General President Grant Maudsley says Queensland had recently become the number one agricultural state in Australia, but the State Government’s proposed vegetation management laws will stop the industry’s growth.
“AgForce is once again asking the Palaszczuk Government to show real leadership and work genuinely with those most affected by these laws to come up with a long-lasting solution to this issue.
“AgForce has developed a ‘Healthy Environment, Healthy Agriculture’ policy that provides a way forward.
“Our proposal focusses on land management plans with defined environmental and agricultural production outcomes that would be agreed to by both farmers and the Queensland Government.
“It would be a win for farmers, a win for the environment and a win for Government.
“Is the Palaszczuk Government willing to work with farmers to get this sorted once and for all or will green politics trump good policy yet again?”
Mr Maudsley says farmers sustainably produce the great food and fibre consumers demand by managing vegetation on their land and he adds farmers love and care for their land.
“They just want fair and workable laws so we can grow more food, create jobs and look after the environment without being strangled by red tape. The laws won’t achieve that balance and will instead make it harder for farmers to do our job and make it harder to maintain healthy, productive and biodiverse landscapes.”
“The scrapping of the high value agriculture process will stop new and sustainable development opportunities, particularly in the north, where people are crying out for new jobs.”
Mr Maudsley says the Queensland Government’s own figures showed just 0.23 per cent of the state was being cleared and that didn’t take into account how much vegetation was growing at the same time.
“AgForce has always said we are willing to engage in a science and evidence-based process on this issue, which means looking at all the facts, including how much vegetation has regrown and why vegetation is being managed, not just how much has been cleared,” he said.
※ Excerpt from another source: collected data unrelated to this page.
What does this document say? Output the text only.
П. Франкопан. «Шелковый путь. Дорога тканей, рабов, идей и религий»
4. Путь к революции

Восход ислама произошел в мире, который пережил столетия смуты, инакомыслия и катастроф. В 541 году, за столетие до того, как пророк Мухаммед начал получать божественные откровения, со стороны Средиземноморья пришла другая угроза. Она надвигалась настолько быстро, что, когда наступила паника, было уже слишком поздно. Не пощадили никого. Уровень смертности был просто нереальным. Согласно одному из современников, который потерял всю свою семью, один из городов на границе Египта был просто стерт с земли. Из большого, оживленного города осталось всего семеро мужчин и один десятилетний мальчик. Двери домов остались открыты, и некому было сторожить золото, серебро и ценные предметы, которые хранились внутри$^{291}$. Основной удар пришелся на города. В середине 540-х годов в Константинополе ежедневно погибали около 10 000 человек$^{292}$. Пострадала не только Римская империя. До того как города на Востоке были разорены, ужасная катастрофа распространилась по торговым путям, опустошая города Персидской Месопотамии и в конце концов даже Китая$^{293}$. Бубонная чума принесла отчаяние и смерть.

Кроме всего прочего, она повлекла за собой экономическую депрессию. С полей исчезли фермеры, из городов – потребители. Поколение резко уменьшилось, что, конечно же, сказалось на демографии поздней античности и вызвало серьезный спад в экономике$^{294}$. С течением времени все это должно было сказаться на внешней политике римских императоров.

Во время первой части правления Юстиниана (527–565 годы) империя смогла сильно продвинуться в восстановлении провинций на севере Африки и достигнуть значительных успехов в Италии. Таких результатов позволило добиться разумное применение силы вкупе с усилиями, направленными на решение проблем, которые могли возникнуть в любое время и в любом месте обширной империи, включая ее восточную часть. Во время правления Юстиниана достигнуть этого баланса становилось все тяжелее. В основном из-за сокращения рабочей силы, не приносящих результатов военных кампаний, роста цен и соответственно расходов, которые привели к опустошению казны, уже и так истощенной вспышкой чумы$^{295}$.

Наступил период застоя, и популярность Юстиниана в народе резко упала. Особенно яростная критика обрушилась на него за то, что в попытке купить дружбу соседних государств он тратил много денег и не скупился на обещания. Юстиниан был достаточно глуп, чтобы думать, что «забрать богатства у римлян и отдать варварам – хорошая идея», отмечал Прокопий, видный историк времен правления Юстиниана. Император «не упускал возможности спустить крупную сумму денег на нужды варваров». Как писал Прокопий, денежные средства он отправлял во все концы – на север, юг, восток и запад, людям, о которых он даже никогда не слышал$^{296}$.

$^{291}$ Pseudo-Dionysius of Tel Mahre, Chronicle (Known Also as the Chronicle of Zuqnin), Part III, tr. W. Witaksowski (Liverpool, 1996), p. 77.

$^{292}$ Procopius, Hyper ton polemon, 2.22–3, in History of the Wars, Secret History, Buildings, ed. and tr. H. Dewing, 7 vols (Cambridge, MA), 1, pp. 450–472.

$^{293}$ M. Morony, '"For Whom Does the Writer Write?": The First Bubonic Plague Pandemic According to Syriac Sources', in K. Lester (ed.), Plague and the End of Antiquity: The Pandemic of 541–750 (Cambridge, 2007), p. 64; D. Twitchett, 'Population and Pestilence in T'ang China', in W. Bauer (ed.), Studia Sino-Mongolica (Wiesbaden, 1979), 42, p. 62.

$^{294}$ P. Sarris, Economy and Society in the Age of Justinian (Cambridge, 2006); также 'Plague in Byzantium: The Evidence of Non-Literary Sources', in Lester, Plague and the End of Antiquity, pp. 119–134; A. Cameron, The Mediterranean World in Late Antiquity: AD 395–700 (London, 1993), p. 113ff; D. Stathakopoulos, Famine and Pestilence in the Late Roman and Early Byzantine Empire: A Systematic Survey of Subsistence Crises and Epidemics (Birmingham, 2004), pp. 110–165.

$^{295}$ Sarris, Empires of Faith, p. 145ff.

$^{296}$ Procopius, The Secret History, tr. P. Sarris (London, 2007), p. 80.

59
“Farmers on the ground can point to parts of their properties where trees and shrubs are thicker than ever and are rapidly encroaching on the semi-open woodlands and naturally open grasslands where cattle and sheep graze.
“Unmanaged vegetation doesn’t deliver the best environmental outcomes and reduces the ability of farmers to grow food for their family and yours.”
Mr Maudsley said the flawed laws introduced this week are worse than those quite rightly rejected by the last Queensland Parliament and should be rejected again.
“The legislation that was introduced today includes interim codes that come into place tomorrow morning,” he said.
“There are currently no guidelines or support available to producers to understand their obligations within the interim codes, so what confidence can we have in this Government to support Queensland’s fastest growing industry?